#PorqueNãoMeCalo

Por Flávia Simas. Há algumas semanas, uma hashtag linda e feminista tomou conta do Twitter: a #PorqueNãoMeCalo contou com a participação de mulheres de todo o Brasil em solidariedade para com a blogueira Lola, que vem sofrendo com abusos online. A história toda pode ser...

Por Flávia Simas.

Há algumas semanas, uma hashtag linda e feminista tomou conta do Twitter: a #PorqueNãoMeCalo contou com a participação de mulheres de todo o Brasil em solidariedade para com a blogueira Lola, que vem sofrendo com abusos online. A história toda pode ser conferida no próprio blog da Lola, link aqui.

apoio lola

Apesar de não ser adepta do Twitter, eu passei um bom tempo lendo as respostas e ponderando sobre a minha própria jornada de ativismo. Eu não me calo oficialmente desde 2008. Antes de prosseguir com o meu “causo” de hoje, eu sinto que é preciso fazer uma distinção entre silêncio e silenciamento. Parece óbvio, mas quando se trata de mulheres ocupando espaços públicos, inclusive aqueles de domínio virtual, as coisas não são tão simples assim. Deviam, mas não o são.

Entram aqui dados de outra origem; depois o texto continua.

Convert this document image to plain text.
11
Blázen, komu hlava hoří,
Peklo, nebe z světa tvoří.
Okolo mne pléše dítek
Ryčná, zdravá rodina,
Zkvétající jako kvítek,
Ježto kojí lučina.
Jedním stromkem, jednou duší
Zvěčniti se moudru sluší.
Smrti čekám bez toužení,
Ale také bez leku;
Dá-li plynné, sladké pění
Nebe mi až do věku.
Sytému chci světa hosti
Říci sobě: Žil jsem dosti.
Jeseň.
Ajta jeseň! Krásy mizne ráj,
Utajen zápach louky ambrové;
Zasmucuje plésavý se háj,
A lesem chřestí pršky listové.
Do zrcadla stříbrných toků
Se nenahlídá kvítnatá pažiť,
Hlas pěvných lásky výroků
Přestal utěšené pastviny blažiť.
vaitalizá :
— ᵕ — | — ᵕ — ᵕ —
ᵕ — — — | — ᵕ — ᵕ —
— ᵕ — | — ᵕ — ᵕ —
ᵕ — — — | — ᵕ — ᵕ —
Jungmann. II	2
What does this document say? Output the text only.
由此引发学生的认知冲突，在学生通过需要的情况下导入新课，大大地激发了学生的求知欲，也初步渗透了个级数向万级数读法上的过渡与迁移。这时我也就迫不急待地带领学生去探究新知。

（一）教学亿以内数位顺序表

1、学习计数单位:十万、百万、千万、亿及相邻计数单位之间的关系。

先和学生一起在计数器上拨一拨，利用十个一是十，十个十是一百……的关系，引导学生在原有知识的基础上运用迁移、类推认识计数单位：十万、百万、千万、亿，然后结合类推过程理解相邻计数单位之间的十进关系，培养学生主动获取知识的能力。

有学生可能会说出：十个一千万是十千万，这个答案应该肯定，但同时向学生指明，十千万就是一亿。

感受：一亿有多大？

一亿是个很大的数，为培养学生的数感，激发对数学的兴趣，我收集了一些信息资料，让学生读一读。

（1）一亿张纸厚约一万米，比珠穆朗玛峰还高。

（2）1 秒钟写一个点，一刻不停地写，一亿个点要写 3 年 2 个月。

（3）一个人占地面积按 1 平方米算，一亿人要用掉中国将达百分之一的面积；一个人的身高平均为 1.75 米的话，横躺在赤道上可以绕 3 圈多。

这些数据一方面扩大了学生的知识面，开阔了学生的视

Então, eu não tenho nada contra o silêncio em si. Existe uma diferença enorme entre ficar em silêncio para organizar sua casa interior, para refletir, aprender coisas novas, e entre ficar em silêncio por medo. O patriarcado funciona, em grande parte, através da insistência no privado. Desde muito pequenas, somos praticamente treinadas a não emitir nossas opiniões, sob pena de sermos ridicularizadas, ou consideradas inadequadas para um relacionamento sério com algum rapaz. Porque tudo, ao menos teoricamente, gira em torno de encontrar um bom partido. Essa dinâmica do público x privado é tão arraigada que não é raro encontrarmos posts condenando a exposição de nossas figuras em redes sociais. Já perdi a conta das vezes em que li que o facebook não é lugar para ‘desnudar a alma’, que roupa suja se lava em casa, e não nas redes sociais – e outras variantes do tipo, que sempre convergem em algo relacionado a manter certas coisas no âmbito privado pelo bem da auto-preservação de uma suposta imagem de respeitabilidade.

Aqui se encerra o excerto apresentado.